Theodore Dalrymple

Black-eyed monster

Theodore Dalrymple observes an increase in sexual jealousy and the violence that follows

issue 26 July 2003

If you exclude the hypothesis that most British official statistics have been manipulated for one political purpose or another, the latest crime figures appear strange and mysterious: while crimes of violence against the person have risen by 20 per cent in a single year, other forms of crime have fallen somewhat. Since most serious crimes are committed by people who also commit many lesser crimes, and clear-up rates are at an all-time low, the figures are surprising, to say the least.

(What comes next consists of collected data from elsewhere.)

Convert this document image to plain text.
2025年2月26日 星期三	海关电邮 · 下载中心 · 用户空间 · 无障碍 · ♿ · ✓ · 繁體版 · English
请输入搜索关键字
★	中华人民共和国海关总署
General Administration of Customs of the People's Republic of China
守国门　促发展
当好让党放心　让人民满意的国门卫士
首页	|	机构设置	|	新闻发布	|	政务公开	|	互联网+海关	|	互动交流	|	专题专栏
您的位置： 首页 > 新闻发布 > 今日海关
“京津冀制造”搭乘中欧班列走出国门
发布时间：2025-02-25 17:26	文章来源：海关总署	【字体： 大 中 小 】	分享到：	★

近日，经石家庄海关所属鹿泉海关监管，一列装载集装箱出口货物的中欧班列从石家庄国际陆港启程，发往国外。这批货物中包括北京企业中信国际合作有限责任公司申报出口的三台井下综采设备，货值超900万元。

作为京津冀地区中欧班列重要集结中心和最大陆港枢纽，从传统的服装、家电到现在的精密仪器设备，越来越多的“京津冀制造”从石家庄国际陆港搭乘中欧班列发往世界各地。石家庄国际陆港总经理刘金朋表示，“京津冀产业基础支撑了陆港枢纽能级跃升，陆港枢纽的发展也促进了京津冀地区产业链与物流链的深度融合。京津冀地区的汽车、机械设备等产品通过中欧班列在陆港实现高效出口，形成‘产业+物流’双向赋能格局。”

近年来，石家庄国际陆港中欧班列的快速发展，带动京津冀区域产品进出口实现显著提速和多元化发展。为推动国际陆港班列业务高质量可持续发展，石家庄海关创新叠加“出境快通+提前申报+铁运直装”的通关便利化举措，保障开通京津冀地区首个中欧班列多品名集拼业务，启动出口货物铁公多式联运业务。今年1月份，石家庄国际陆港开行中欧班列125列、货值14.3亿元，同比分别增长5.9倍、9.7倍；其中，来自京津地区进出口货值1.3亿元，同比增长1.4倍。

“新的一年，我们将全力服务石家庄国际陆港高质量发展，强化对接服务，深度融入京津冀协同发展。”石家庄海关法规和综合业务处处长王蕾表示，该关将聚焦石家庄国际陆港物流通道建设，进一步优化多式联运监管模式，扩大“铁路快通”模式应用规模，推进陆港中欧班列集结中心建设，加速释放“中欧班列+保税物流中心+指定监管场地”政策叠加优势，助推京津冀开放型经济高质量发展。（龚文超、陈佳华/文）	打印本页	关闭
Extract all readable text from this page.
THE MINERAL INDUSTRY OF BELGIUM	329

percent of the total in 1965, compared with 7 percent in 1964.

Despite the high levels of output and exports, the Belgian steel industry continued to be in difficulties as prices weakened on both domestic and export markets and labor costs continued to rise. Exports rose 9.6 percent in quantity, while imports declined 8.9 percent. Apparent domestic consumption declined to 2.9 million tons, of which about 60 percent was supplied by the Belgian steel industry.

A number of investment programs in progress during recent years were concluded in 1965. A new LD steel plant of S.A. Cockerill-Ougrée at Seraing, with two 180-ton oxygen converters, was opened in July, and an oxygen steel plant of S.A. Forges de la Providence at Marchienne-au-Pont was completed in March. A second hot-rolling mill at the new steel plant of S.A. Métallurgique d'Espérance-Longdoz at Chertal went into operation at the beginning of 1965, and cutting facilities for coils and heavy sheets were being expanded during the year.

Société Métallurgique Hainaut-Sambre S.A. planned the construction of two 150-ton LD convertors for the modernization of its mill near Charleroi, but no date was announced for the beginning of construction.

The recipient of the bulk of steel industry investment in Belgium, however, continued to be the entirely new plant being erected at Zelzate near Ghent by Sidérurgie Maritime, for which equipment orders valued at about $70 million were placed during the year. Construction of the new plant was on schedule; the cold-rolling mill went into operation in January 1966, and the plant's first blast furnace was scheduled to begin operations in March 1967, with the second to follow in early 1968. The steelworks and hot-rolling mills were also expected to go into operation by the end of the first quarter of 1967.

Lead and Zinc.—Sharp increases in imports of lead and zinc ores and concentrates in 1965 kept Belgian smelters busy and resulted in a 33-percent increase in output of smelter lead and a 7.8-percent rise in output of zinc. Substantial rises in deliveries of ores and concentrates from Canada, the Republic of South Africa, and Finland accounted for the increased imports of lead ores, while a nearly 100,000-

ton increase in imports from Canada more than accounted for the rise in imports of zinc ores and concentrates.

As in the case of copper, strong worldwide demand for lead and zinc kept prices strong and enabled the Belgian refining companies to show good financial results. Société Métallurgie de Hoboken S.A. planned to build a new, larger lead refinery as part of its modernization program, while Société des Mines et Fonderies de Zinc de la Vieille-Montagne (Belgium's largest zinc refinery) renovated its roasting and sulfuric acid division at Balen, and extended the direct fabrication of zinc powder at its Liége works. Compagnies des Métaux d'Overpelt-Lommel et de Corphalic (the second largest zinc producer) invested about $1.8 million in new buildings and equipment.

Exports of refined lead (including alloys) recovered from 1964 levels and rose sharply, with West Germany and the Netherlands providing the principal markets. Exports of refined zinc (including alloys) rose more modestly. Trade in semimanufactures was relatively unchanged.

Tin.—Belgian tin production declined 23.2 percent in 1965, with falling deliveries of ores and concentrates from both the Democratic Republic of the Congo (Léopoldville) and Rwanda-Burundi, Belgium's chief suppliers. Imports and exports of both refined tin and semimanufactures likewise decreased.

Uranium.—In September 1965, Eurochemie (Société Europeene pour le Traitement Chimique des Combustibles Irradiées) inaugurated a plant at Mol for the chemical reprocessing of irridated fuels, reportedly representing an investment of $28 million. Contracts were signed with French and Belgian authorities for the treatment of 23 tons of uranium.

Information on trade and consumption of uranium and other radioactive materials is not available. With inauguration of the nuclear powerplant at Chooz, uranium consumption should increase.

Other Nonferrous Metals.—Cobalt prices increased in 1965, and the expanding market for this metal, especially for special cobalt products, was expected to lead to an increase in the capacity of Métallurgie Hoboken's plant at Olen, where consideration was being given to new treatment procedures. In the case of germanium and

The most parsimonious explanation I can think of (other than that people now know there is no point in reporting lesser crimes to the police unless it be for insurance purposes) is that the government wants things to look serious enough for it to be allowed to continue to erode genuine civil liberties – simultaneously continuing to confer scores of bogus ones upon us – while at the same time presenting its fight against crime as a success.

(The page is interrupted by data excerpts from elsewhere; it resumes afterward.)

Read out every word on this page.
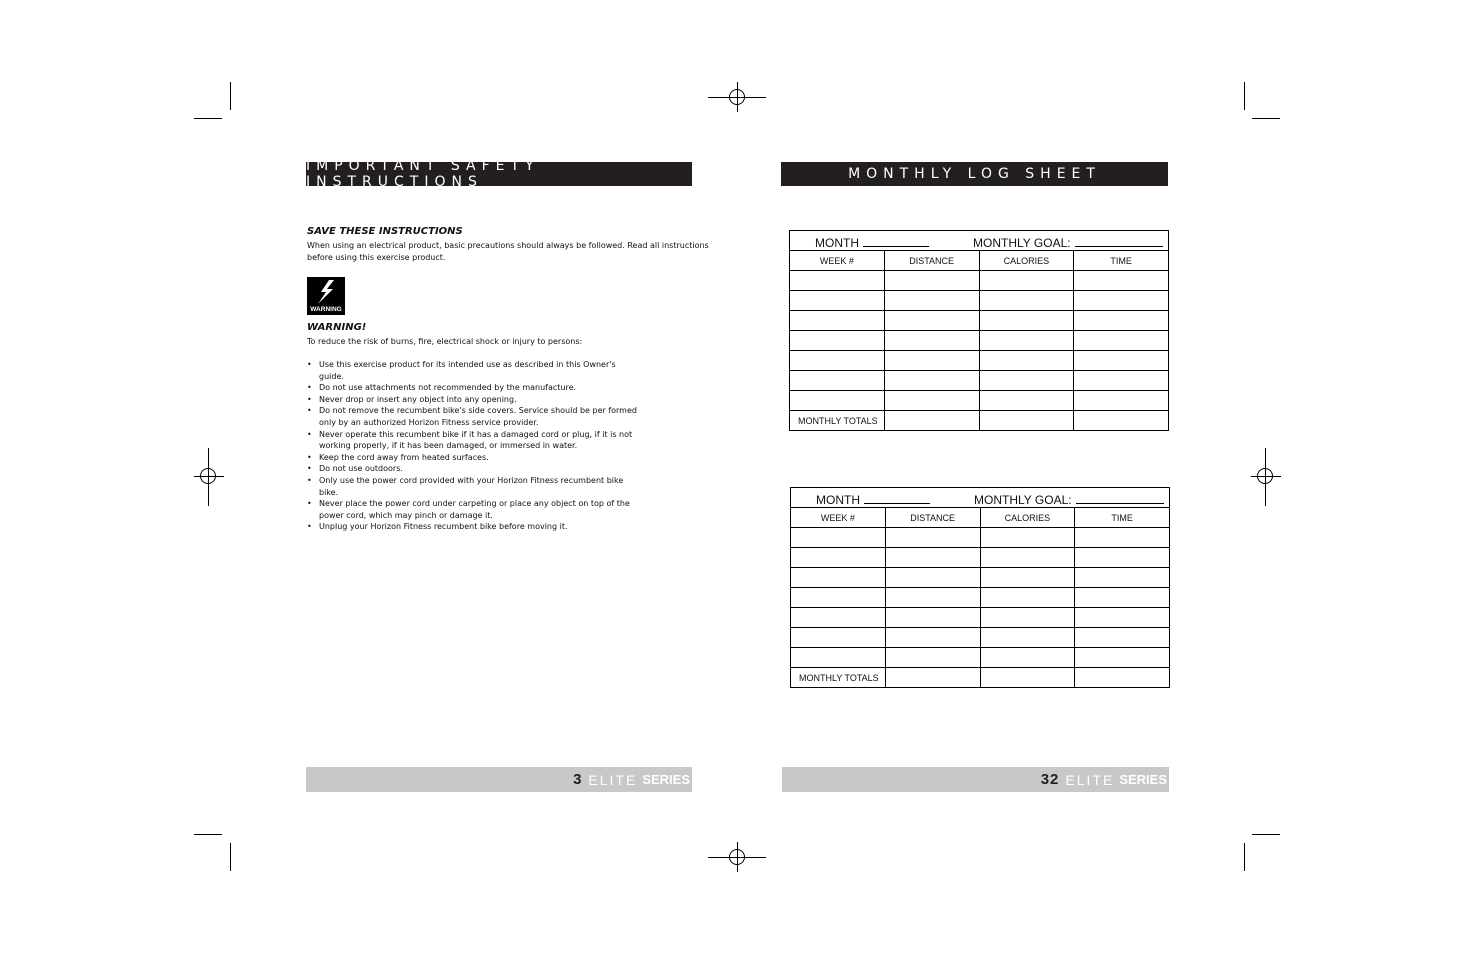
IMPORTANT SAFETY INSTRUCTIONS
SAVE THESE INSTRUCTIONS
When using an electrical product, basic precautions should always be followed. Read all instructions
before using this exercise product.
WARNING
WARNING!
To reduce the risk of burns, fire, electrical shock or injury to persons:
• Use this exercise product for its intended use as described in this Owner's guide.
• Do not use attachments not recommended by the manufacture.
• Never drop or insert any object into any opening.
• Do not remove the recumbent bike's side covers. Service should be per formed only by an authorized Horizon Fitness service provider.
• Never operate this recumbent bike if it has a damaged cord or plug, if it is not working properly, if it has been damaged, or immersed in water.
• Keep the cord away from heated surfaces.
• Do not use outdoors.
• Only use the power cord provided with your Horizon Fitness recumbent bike bike.
• Never place the power cord under carpeting or place any object on top of the power cord, which may pinch or damage it.
• Unplug your Horizon Fitness recumbent bike before moving it.
3 ELITE SERIES
MONTHLY LOG SHEET
MONTH MONTHLY GOAL:			

WEEK #	DISTANCE	CALORIES	TIME

MONTHLY TOTALS			
MONTH MONTHLY GOAL:			

WEEK #	DISTANCE	CALORIES	TIME

MONTHLY TOTALS			
32 ELITE SERIES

Be that as it may, I am perfectly satisfied that the level of violence in our society has increased, is increasing, and ought to be reduced. And one of the reasons for the increase is the sexual revolution: from the sexual point of view (and indeed from several others) much of Britain appears like a zoological garden in which the cages have been unlocked and from which the zoo-keepers have fled. It used to be the case that morbid jealousy was an uncommon condition: so uncommon, in fact, that the Othello syndrome was included as a chapter in a book entitled Uncommon Psychiatric Syndromes, written by two eminent British psychiatrists, Enoch and Trethowan. But just as satire has a habit these days of turning into prophecy, so rare conditions sometimes become common ones, indeed – in this case – very nearly the norm.